UW-GAC / GENESIS

GENetic EStimation and Inference in Structured samples (GENESIS): Statistical methods for analyzing genetic data from samples with population structure and/or relatedness
https://bioconductor.org/packages/GENESIS
34 stars 13 forks source link

Filter extreme p-values using `.Machine$double.xmin` #110

Open amstilp opened 8 months ago

amstilp commented 8 months ago

In https://github.com/UW-GAC/analysis_pipeline assoc_plots, instead of hardcoding the threshold for p-value to 38.5, use .Machine$double.xmin to calculate the threshold that can be used.
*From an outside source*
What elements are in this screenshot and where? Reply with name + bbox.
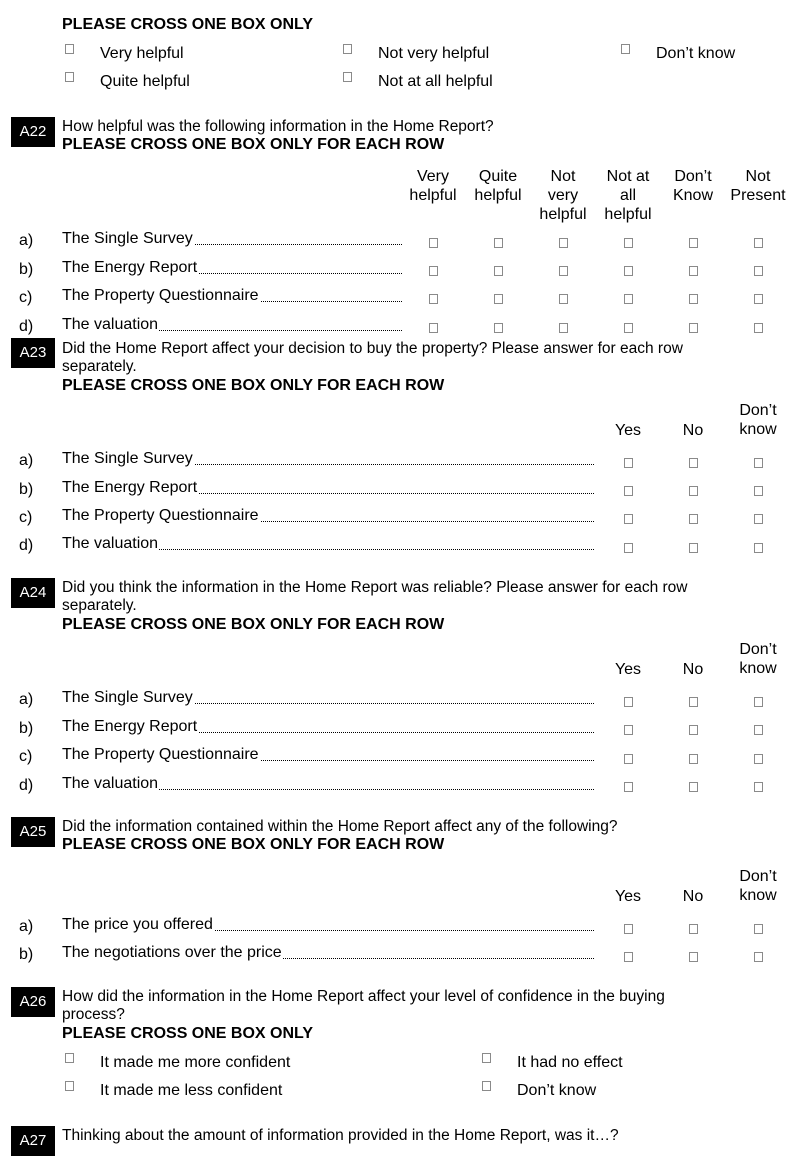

The current code is:

if ("stat" %in% names(assoc)) {
    extreme <- abs(assoc$stat) > 38.5
    if (any(extreme)) assoc$pval[extreme] <- 5e-324
}

5e-324 was probably chosen based on this information from ?.Machine:

     Note that on most platforms smaller positive values than
     ‘.Machine$double.xmin’ can occur.  On a typical R platform the
     smallest positive double is about ‘5e-324’.
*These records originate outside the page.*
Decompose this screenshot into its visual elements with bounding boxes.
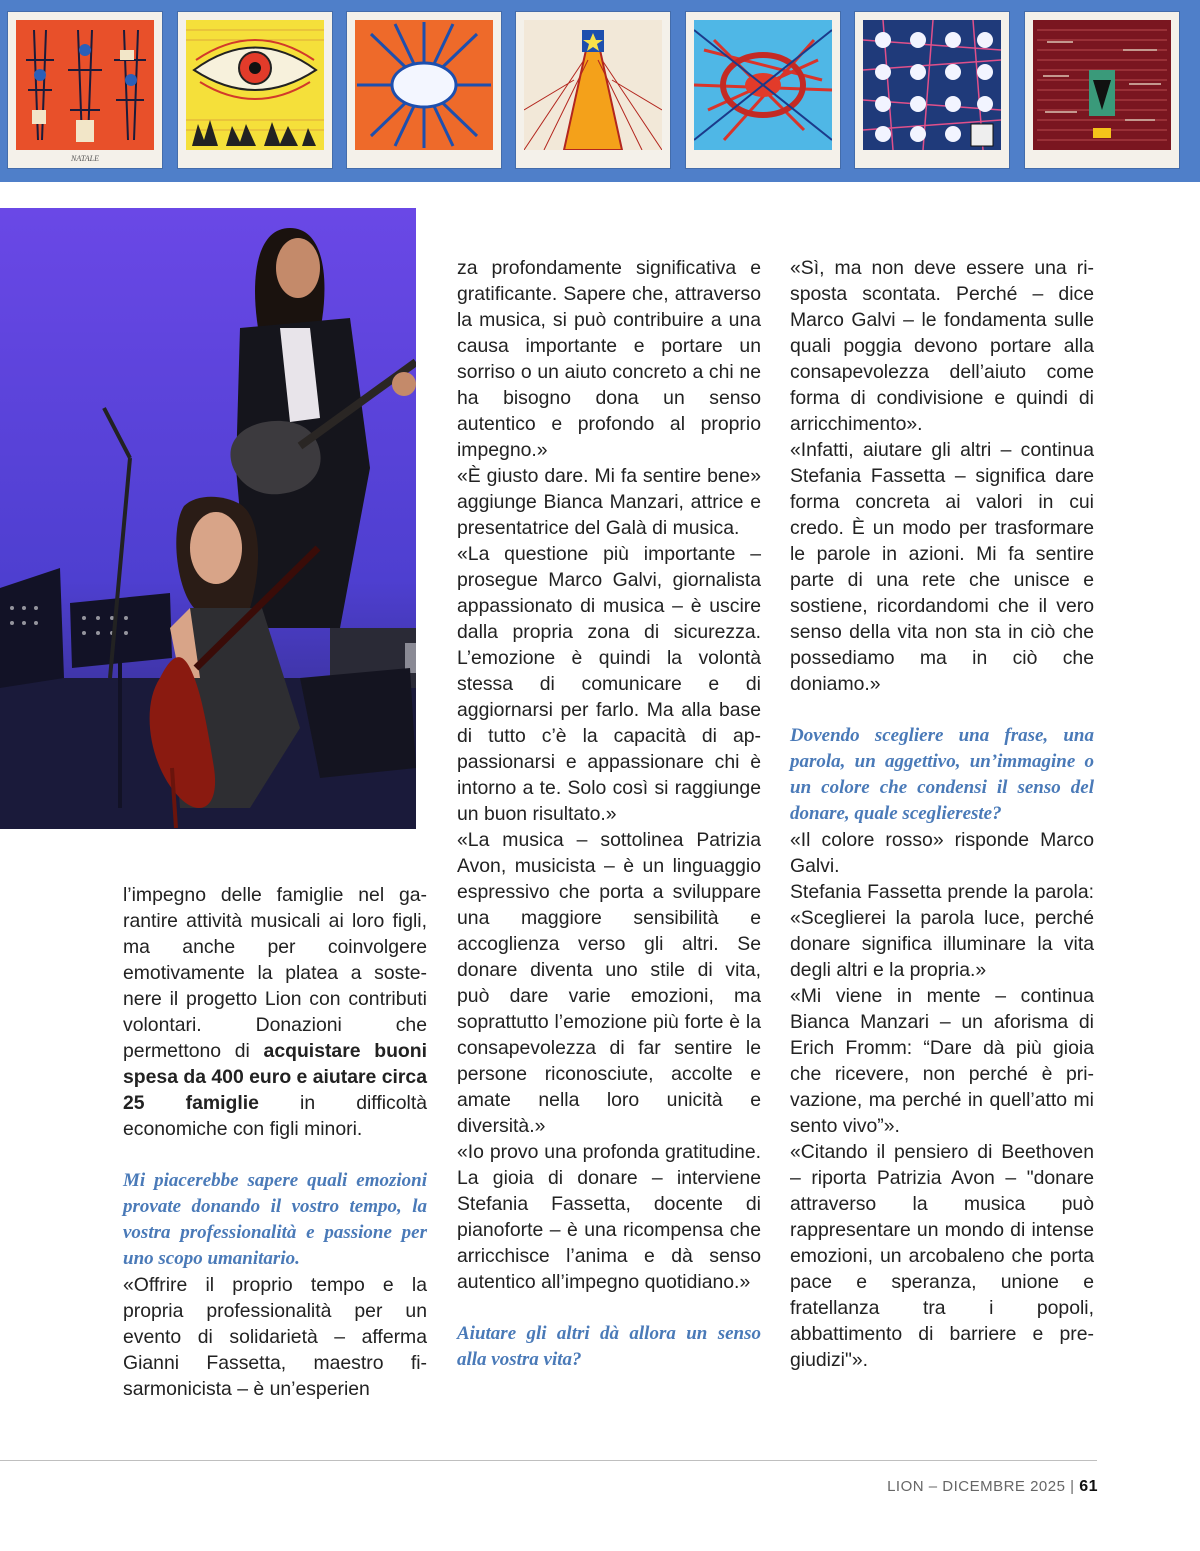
artwork-caption — [186, 154, 324, 164]
artwork-caption — [1033, 154, 1171, 164]
paragraph: «La questione più importante – prosegue Marco Galvi, giornalista appassionato di musica – è uscire dalla propria zona di sicurezza. L’emozione è quindi la volontà stessa di comunicare e di aggiornarsi per farlo. Ma alla base di tutto c’è la capacità di appassionarsi e appassionare chi è intorno a te. Solo così si raggiunge un buon risultato.» — [457, 543, 761, 825]
artwork-sun — [347, 12, 501, 168]
paragraph: za profondamente significativa e gratificante. Sapere che, attraverso la musica, si può contribuire a una causa importante e portare un sorriso o un aiuto concreto a chi ne ha bisogno dona un senso autentico e profondo al proprio impegno.» — [457, 257, 761, 461]
artwork-caption — [524, 154, 662, 164]
page-footer — [887, 1478, 1098, 1496]
interview-question: Aiutare gli altri dà allora un senso alla vostra vita? — [457, 1323, 761, 1370]
paragraph: «La musica – sottolinea Patrizia Avon, musicista – è un linguaggio espressivo che porta a sviluppare una maggiore sensibilità e accoglienza verso gli altri. Se donare diventa uno stile di vita, può dare varie emozioni, ma soprattutto l’emozione più forte è la consapevolezza di far sentire le persone riconosciute, accolte e amate nella loro unicità e diversità.» — [457, 829, 761, 1137]
artwork-strip — [0, 0, 1200, 182]
paragraph: «Sì, ma non deve essere una risposta scontata. Perché – dice Marco Galvi – le fondamenta sulle quali poggia devono portare alla consapevolezza dell’aiuto come forma di condivisione e quindi di arricchimento». — [790, 257, 1094, 435]
artwork-tower — [516, 12, 670, 168]
paragraph: l’impegno delle famiglie nel garantire attività musicali ai loro figli, ma anche per coinvolgere emotivamente la platea a sostenere il progetto Lion con contributi volontari. Donazioni che permettono di acquistare buoni spesa da 400 euro e aiutare circa 25 famiglie in difficoltà economiche con figli minori. — [123, 884, 427, 1140]
paragraph: «Citando il pensiero di Beethoven – riporta Patrizia Avon – "donare attraverso la musica può rappresentare un mondo di intense emozioni, un arcobaleno che porta pace e speranza, unione e fratellanza tra i popoli, abbattimento di barriere e pregiudizi"». — [790, 1141, 1094, 1371]
paragraph: «Infatti, aiutare gli altri – continua Stefania Fassetta – significa dare forma concreta ai valori in cui credo. È un modo per trasformare le parole in azioni. Mi fa sentire parte di una rete che unisce e sostiene, ricordandomi che il vero senso della vita non sta in ciò che possediamo ma in ciò che doniamo.» — [790, 439, 1094, 695]
interview-question: Dovendo scegliere una frase, una parola, un aggettivo, un’immagine o un colore che condensi il senso del donare, quale scegliereste? — [790, 725, 1094, 824]
footer-label: LION – DICEMBRE 2025 | — [887, 1478, 1075, 1495]
column-2 — [457, 255, 761, 1373]
artwork-totems — [8, 12, 162, 168]
artwork-eye — [178, 12, 332, 168]
column-1 — [123, 882, 427, 1402]
artwork-text — [1025, 12, 1179, 168]
artwork-caption — [355, 154, 493, 164]
bold-highlight: acquistare buoni spesa da 400 euro e aiutare circa 25 famiglie — [123, 1040, 427, 1114]
concert-photo — [0, 208, 416, 829]
artwork-caption: NATALE — [70, 154, 99, 163]
artwork-dots — [855, 12, 1009, 168]
column-3 — [790, 255, 1094, 1373]
footer-rule — [0, 1460, 1097, 1461]
paragraph: «Offrire il proprio tempo e la propria professionalità per un evento di solidarietà – afferma Gianni Fassetta, maestro fisarmonicista – è un’esperien — [123, 1274, 427, 1400]
paragraph: Stefania Fassetta prende la parola: «Sceglierei la parola luce, perché donare significa illuminare la vita degli altri e la propria.» — [790, 881, 1094, 981]
paragraph: «Io provo una profonda gratitudine. La gioia di donare – interviene Stefania Fassetta, docente di pianoforte – è una ricompensa che arricchisce l’anima e dà senso autentico all’impegno quotidiano.» — [457, 1141, 761, 1293]
paragraph: «È giusto dare. Mi fa sentire bene» aggiunge Bianca Manzari, attrice e presentatrice del Galà di musica. — [457, 465, 761, 539]
artwork-nest — [686, 12, 840, 168]
artwork-caption — [863, 154, 1001, 164]
interview-question: Mi piacerebbe sapere quali emozioni provate donando il vostro tempo, la vostra professionalità e passione per uno scopo umanitario. — [123, 1170, 427, 1269]
page-number: 61 — [1079, 1478, 1098, 1495]
artwork-caption — [694, 154, 832, 164]
paragraph: «Il colore rosso» risponde Marco Galvi. — [790, 829, 1094, 877]
paragraph: «Mi viene in mente – continua Bianca Manzari – un aforisma di Erich Fromm: “Dare dà più gioia che ricevere, non perché è privazione, ma perché in quell’atto mi sento vivo”». — [790, 985, 1094, 1137]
but it's most reliable to use the value in .Machine. The code would then change to:

if ("stat" %in% names(assoc)) {
    extreme <- assoc$stat^2 > qchisq(.Machine$double.xmin, df=1, lower.tail=F)
    if (any(extreme)) assoc$pval[extreme] <- .Machine$double.xmin
}

A p-value of 5e-324 and eg 2.225074e-308 (from .Machine$double.xmin on my machine) are basically the same, anyway.

amstilp commented 8 months ago

Instead of making this change in analysis_pipeline, better to make it in GENESIS. Any function calling pchisq should then filter extremely low p-values using the above code.